The court observed that it appears that the state may be less than willing to prosecute the persons who indulged in or continue to indulge in illegal coal-mining, for obvious reasons.
“An extreme adverse inference may be drawn by the court if the state is found lacking in such regard and a comprehensive report of how the state is proceeding with vigour against the illegal minors is not placed before the court,” it added.
It also directed that the state authorities take immediate steps to dispose of the previously mined coal so that freshly mined coal cannot be mixed up with the previous coal and an excuse proffered that the freshly mined coal was also a part of the previously mined coal.
It has also added Coal India Limited as a party to the present proceedings for the purpose of ensuring the speedy disposal of coal.
Coal India Limited has been asked to be represented before Justice Katakey and ensure that the previously mined coal is disposed of as expeditiously as possible
“Let the matter appear a fortnight hence for the state’s comments on the first interim report filed by Justice Katakey.
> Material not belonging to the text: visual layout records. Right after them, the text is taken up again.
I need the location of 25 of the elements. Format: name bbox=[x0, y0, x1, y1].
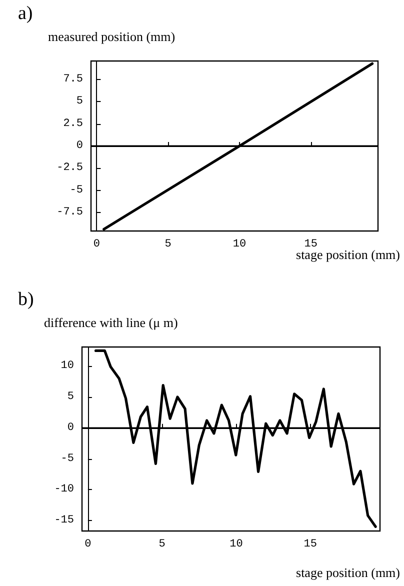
y-tick-label: 7.5 bbox=[63, 74, 83, 86]
x-tick-label: 10 bbox=[230, 538, 243, 550]
x-axis-title: stage position (mm) bbox=[296, 565, 400, 580]
y-tick-label: 5 bbox=[76, 96, 83, 108]
x-tick-label: 15 bbox=[304, 538, 317, 550]
y-axis-title: difference with line (μ m) bbox=[44, 315, 178, 330]
y-tick-label: -2.5 bbox=[56, 162, 83, 174]
y-tick-label: -15 bbox=[54, 514, 74, 527]
y-tick-label: -7.5 bbox=[56, 206, 83, 218]
chart-title: a) bbox=[18, 3, 33, 24]
x-tick-label: 5 bbox=[164, 238, 172, 250]
chart-title: b) bbox=[18, 289, 34, 310]
x-tick-label: 0 bbox=[93, 238, 100, 250]
x-tick-label: 5 bbox=[158, 538, 166, 550]
y-tick-label: 10 bbox=[60, 360, 74, 372]
y-tick-label: 0 bbox=[67, 422, 74, 434]
x-tick-label: 0 bbox=[84, 538, 92, 550]
x-tick-label: 10 bbox=[232, 238, 246, 250]
y-tick-label: -5 bbox=[60, 452, 74, 465]
y-tick-label: 0 bbox=[76, 140, 83, 152]
y-tick-label: 2.5 bbox=[63, 118, 83, 130]
y-tick-label: 5 bbox=[67, 391, 74, 404]
y-tick-label: -5 bbox=[70, 184, 83, 196]
y-tick-label: -10 bbox=[54, 484, 74, 496]
y-axis-title: measured position (mm) bbox=[48, 29, 176, 44]
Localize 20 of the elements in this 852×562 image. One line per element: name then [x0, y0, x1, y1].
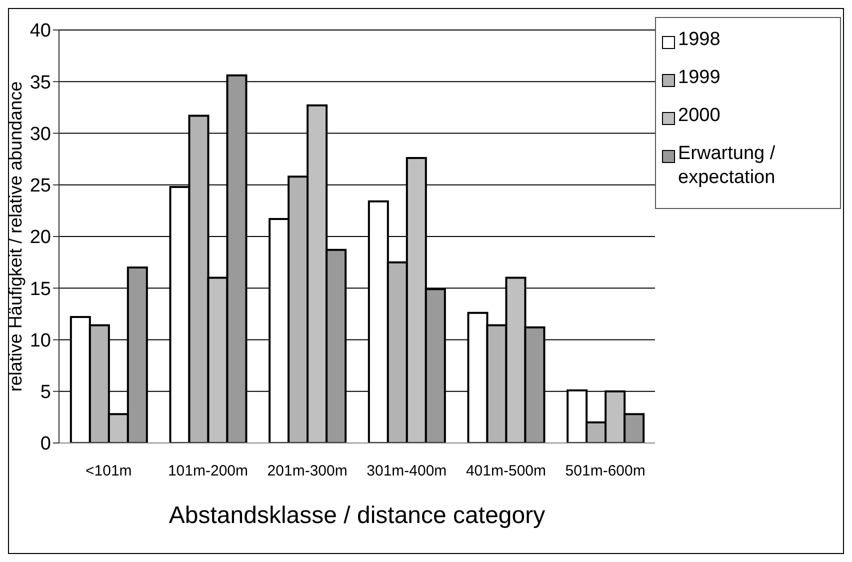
x-tick-label: <101m — [86, 462, 132, 480]
x-tick-label: 501m-600m — [565, 462, 646, 480]
y-tick-label: 20 — [30, 227, 51, 248]
y-tick-label: 40 — [30, 20, 51, 42]
x-tick-label: 101m-200m — [168, 462, 248, 480]
legend-label: 1999 — [678, 66, 722, 90]
legend-label: 2000 — [678, 104, 722, 128]
y-tick-label: 15 — [30, 278, 51, 300]
y-tick-label: 0 — [40, 434, 51, 455]
x-tick-label: 401m-500m — [466, 462, 546, 480]
y-tick-label: 30 — [30, 124, 51, 145]
y-tick-label: 35 — [30, 72, 51, 94]
legend-label: 1998 — [678, 28, 722, 52]
x-axis-title: Abstandsklasse / distance category — [168, 502, 546, 529]
y-tick-label: 10 — [30, 330, 51, 352]
x-tick-label: 201m-300m — [267, 462, 348, 480]
y-tick-label: 5 — [40, 382, 51, 404]
legend-label: Erwartung / expectation — [678, 142, 776, 190]
y-tick-label: 25 — [30, 176, 51, 197]
x-tick-label: 301m-400m — [366, 462, 447, 480]
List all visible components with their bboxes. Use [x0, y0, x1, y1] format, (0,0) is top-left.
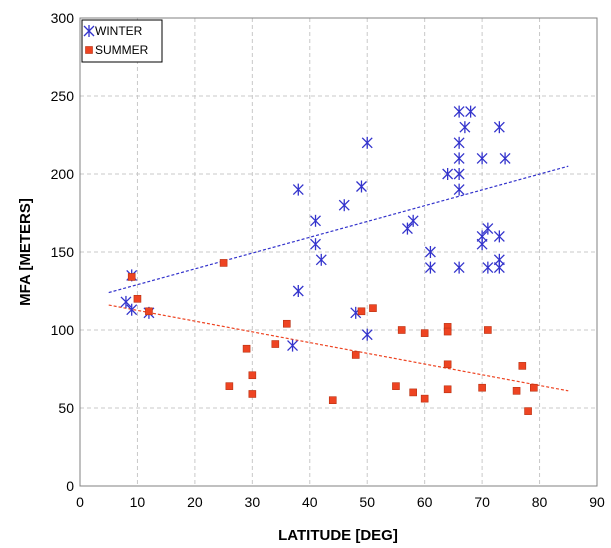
x-tick-label: 70 [474, 494, 490, 510]
data-point-summer [219, 259, 228, 267]
data-point-summer [328, 396, 337, 405]
legend: WINTER SUMMER [81, 19, 163, 63]
data-point-winter [120, 295, 132, 308]
data-point-winter [459, 121, 471, 134]
legend-box [81, 19, 163, 63]
data-point-summer [530, 383, 538, 392]
data-point-summer [478, 383, 486, 392]
x-tick-label: 20 [187, 494, 203, 510]
data-point-summer [443, 360, 452, 369]
data-point-summer [242, 344, 251, 353]
data-point-winter [356, 180, 367, 193]
y-tick-label: 100 [51, 322, 75, 338]
data-point-winter [453, 183, 465, 196]
y-tick-label: 0 [66, 478, 74, 494]
data-point-summer [351, 351, 360, 359]
tick-labels: 0 10 20 30 40 50 60 70 80 90 0 50 100 150 200 250 300 [51, 10, 605, 510]
data-point-winter [442, 168, 454, 180]
legend-marker-winter [83, 25, 95, 37]
data-point-winter [476, 238, 488, 251]
data-point-summer [392, 382, 400, 390]
data-point-summer [282, 319, 291, 328]
x-tick-label: 10 [130, 494, 146, 510]
data-point-winter [465, 105, 477, 118]
data-point-winter [315, 253, 327, 266]
data-point-winter [292, 285, 304, 297]
data-point-summer [248, 390, 257, 398]
data-point-summer [512, 387, 521, 395]
data-point-winter [338, 199, 350, 212]
legend-square-icon [85, 46, 93, 54]
data-point-winter [482, 222, 494, 235]
data-point-summer [518, 362, 527, 370]
legend-label-winter: WINTER [95, 24, 143, 38]
data-point-winter [310, 238, 321, 251]
data-point-winter [493, 230, 505, 243]
data-point-summer [133, 294, 142, 303]
data-point-summer [369, 304, 377, 312]
data-point-summer [443, 385, 452, 394]
trend-lines [108, 165, 569, 392]
data-point-summer [357, 307, 366, 316]
x-tick-label: 90 [589, 494, 605, 510]
data-point-summer [145, 307, 153, 316]
data-point-winter [361, 136, 373, 149]
data-point-winter [482, 261, 494, 274]
data-point-winter [453, 168, 465, 180]
data-point-summer [409, 388, 417, 397]
plot-border [79, 17, 598, 487]
data-point-winter [453, 105, 465, 118]
data-point-winter [407, 214, 419, 227]
x-tick-label: 40 [302, 494, 318, 510]
data-point-summer [524, 407, 532, 415]
data-point-winter [499, 152, 511, 165]
legend-marker-summer [85, 46, 93, 54]
data-point-winter [361, 328, 373, 341]
data-point-winter [424, 261, 436, 274]
data-point-summer [420, 394, 429, 403]
y-tick-label: 200 [51, 166, 75, 182]
data-point-winter [292, 183, 304, 196]
data-point-summer [443, 327, 452, 336]
y-tick-label: 150 [51, 244, 75, 260]
data-point-winter [424, 246, 436, 258]
data-point-winter [453, 152, 465, 165]
x-tick-label: 0 [76, 494, 84, 510]
data-point-summer [248, 371, 257, 380]
legend-label-summer: SUMMER [95, 43, 149, 57]
data-point-summer [271, 340, 280, 348]
data-point-summer [127, 273, 136, 281]
data-point-winter [476, 152, 488, 165]
data-point-winter [287, 339, 299, 352]
x-axis-title: LATITUDE [DEG] [278, 527, 398, 544]
x-tick-label: 60 [417, 494, 433, 510]
trend-line-winter [108, 165, 569, 294]
data-point-winter [493, 261, 505, 274]
trend-line-summer [108, 304, 569, 392]
x-tick-label: 50 [359, 494, 375, 510]
data-point-winter [126, 303, 138, 316]
x-tick-label: 30 [245, 494, 261, 510]
y-tick-label: 300 [51, 10, 75, 26]
data-point-winter [401, 222, 413, 235]
data-point-summer [420, 329, 429, 337]
data-point-winter [453, 261, 465, 274]
data-point-summer [225, 382, 234, 390]
y-tick-label: 250 [51, 88, 75, 104]
y-tick-label: 50 [58, 400, 74, 416]
data-point-summer [484, 326, 492, 334]
y-axis-title: MFA [METERS] [17, 198, 34, 306]
data-point-summer [397, 326, 406, 334]
x-tick-label: 80 [532, 494, 548, 510]
legend-asterisk-icon [83, 25, 95, 37]
data-points [120, 105, 538, 415]
data-point-winter [453, 136, 465, 149]
data-point-winter [310, 214, 321, 227]
data-point-winter [493, 121, 505, 134]
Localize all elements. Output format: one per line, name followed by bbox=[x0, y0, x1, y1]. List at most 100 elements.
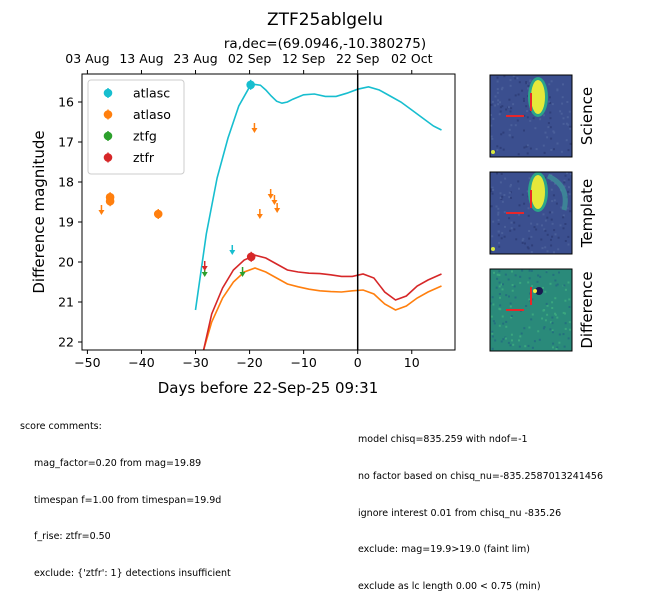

By then, the state should be ready with timelines that should meet the approval of Justice Katakey, for the implementation of all the directions issued in the relevant orders passed by the Supreme Court and the NGT,” it said.
The court has directed that Justice Katakey will be paid a further ad hoc remuneration of Rs 1.50 lakh and he will also be entitled to run a secretariat till the present commission lasts at an expense not exceeding Rs 30,000 per month.
It also directed that the affidavits filed by the Central Pollution Control Board, the North-Eastern Space Applications Centre and the Regional Office of the Ministry of Environment and Forest should be made available to Justice Katakey.
The matter will be heard again on July 12.
Weight of goods vehicles
In another order, the court asked the state government to submit a report on measures taken to effectively implement the existing rules regarding the permissible weight of goods vehicles plying in the state.
“The state should file a report when the matter appears next three months hence, indicating the measures taken to effectively implement the existing rules pertaining to the permissible weight of goods vehicles plying in the state,” the two-member bench said while hearing a PIL filed by social activist Tennydard M Marak.
Considering the hilly terrain here and the heavy rainfall that the state experiences, it is absolutely imperative that goods vehicles adhere to the weight norms that may have been fixed, the court observed.
Further, the state should revisit the norms as to weight to ensure that the already precarious conditions of the roads due to the rain do not worsen as a result of overladen goods vehicles plying the highway, the court said.
The state however submitted that appropriate facilities may not be in place for weighing goods vehicles in transit upon the police or traffic personnel suspecting a vehicle to be carrying more weight than permissible.
The court, however, said the state should make use of the existing weigh-bridges and, possibly, install additional weigh-bridges at key places, particularly close to the entry points in the state and at several places midway.
Adequate number of personnel should also be deployed to ensure that goods vehicles using the state’s roads adhere to the weight restrictions in accordance with law, the order said.
The next hearing will be on September 21.